Muy interesante es que los datos de SLT para Ven1 y Ven2 son similares entre sí (2/33 vs 3/26; 1 SLT clínico en ambos casos). En el caso de Ven1 casi todos los pacientes fueron tratados sin rampa, mientras que para Ven2 la mayoría sí recibió la rampa.
Reacciones infusionales del anti-CD20
Al utilizar Venetoclax en combinación, como lo establecen los estudios MURANO, CLL14 y otros, se agrega la toxicidad de los efectos infusionales del anti-CD20.
Sin incluir a Venetoclax en las variables, es claro que la toxicidad infusional de los anti-CD20 ocurre por su estructura y por su función. En el estudio fase 3 CLL11 que comparó Rituximab vs Obinutuzumab, ambos conjugados con Clorambucilo, las reacciones infusionales severas fueron significativamente más frecuentes en pacientes tratados con Obinutuzumab (20 vs 4% — Figura 4). Esto ocurre pese a la “rampa” de Obinutuzumab con 100mg en día 1 y 900mg en día 2.
En el ensayo CLL14, los pacientes con Venetoclax y Obinutuzumab (recordando que comenzaban con Obinutuzumab y recién en día 22 se agrega el Venetoclax), la incidencia de reacciones infusionales severas fue del 9%, similar a la rama Clorambucilo y Obinutuzumab (10.3%).
Neutropenia
Muy breve en este punto. En todos los ensayos descritos aquí, el efecto adverso más común es siempre la neutropenia. Esta neutropenia, no obstante, parece estar más determinada por el anti-CD20 o por la historia previa de los pacientes (p.ej.: Fludarabina o Bendamustina previa) que por el venetoclax.
En las mismas Figuras 3 y 4 de este comentario se puede ver que la frecuencia de neutropenia severa es del orden del 35% en el uso de Obinutuzumab sin venetoclax.
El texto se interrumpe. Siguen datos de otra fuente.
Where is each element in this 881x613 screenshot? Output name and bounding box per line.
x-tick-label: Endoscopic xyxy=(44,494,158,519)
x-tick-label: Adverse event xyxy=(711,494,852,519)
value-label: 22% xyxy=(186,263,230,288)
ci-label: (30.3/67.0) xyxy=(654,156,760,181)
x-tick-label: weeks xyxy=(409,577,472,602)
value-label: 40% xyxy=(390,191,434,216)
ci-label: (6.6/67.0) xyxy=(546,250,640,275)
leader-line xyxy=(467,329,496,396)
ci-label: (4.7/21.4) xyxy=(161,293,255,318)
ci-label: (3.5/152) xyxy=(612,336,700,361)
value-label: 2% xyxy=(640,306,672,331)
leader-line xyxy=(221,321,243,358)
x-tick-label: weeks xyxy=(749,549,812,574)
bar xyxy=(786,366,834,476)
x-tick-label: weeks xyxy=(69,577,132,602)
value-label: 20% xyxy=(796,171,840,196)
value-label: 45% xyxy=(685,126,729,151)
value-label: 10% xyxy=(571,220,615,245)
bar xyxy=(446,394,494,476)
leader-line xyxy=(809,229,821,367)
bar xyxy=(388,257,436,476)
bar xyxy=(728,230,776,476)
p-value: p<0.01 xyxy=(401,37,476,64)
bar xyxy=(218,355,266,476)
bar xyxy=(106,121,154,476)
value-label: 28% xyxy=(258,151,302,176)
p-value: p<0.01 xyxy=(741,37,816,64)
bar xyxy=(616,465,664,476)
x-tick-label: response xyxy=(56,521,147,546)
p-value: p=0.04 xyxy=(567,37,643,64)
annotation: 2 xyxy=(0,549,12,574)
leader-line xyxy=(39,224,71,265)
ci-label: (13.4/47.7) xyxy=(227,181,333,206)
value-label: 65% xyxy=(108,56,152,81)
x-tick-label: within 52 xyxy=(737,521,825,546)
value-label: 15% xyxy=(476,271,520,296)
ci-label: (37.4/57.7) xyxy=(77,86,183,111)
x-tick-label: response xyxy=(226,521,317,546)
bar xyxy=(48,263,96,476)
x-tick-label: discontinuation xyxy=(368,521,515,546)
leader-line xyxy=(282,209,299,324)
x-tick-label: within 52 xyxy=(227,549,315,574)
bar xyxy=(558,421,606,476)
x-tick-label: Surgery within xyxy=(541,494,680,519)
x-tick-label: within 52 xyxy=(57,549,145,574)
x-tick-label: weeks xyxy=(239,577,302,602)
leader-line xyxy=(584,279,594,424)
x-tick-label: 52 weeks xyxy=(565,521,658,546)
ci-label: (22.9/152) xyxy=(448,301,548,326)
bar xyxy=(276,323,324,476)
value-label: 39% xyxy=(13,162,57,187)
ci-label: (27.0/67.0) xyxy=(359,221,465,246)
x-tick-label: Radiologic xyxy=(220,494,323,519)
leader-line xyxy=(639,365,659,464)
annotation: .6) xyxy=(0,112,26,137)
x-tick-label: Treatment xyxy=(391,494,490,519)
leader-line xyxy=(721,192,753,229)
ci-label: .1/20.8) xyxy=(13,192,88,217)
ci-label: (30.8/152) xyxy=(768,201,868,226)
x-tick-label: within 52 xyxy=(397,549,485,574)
Pero la incidencia de neutropenia febril es muchísimo menor, usualmente menor del 10%. Esta incidencia es inclusive menor en el grupo VR que en el grupo BR en el ensayo MURANO. Es por lo mismo que las recomendaciones de estos ensayos, como la recomendación de expertos y en línea con las guías de la ESMO de neutropenia febril es no otorgar profilaxis primaria con G-CSF, pero sí profilaxis secundaria.
CONCLUSIONES
En síntesis, el uso de Venetoclax se asocia esencialmente a los 3 riesgos descritos, ya sea por sí mismo, como por su uso en combinación. En mi opinión, mientras no tengamos datos adicionales de ajustes de dosis o esquema, el uso de venetoclax en LLC debe considerar:
- Prevenir e informar sobre SLT: todo paciente que comienza Venetoclax debe hacerlo hospitalizado, con volemización abundante y monitorizado para laboratorio de SLT por 24 hrs. Si el paciente comienza Obinutuzumab previo a Venetoclax de acuerdo con el protocolo CLL14, al momento de iniciar Venetoclax es posible hacer de manera ambulatoria favoreciendo abundante hidratación y control de laboratorio semanal. Ningún predictor de carga tumoral, ninguna profilaxis adicional, ni ajustes en las dosis de venetoclax han demostrado disminuir el riesgo de SLT.
- Prevenir e informar sobre Rx Infusionales: en el caso de usar combinación, como será en la mayoría de las ocasiones, es igualmente necesario hacerlo hospitalizado y monitorizado para SLT. En estos casos, evitar el inicio de ambas drogas de manera simultánea. Considerar administrar el antiCD20 primero, como en el protocolo CLL14, en infusión lenta especialmente para Obinutuzumab, con abundante volemización, uso de antihistamínicos y corticoides como profilaxis.
- Considerar comenzar la primera dosis siempre en horario hábil, de lunes a jueves, avisando al turno. Las reacciones suelen ser bruscas y producir mucha agitación en las unidades. La educación de los equipos al respecto es clave.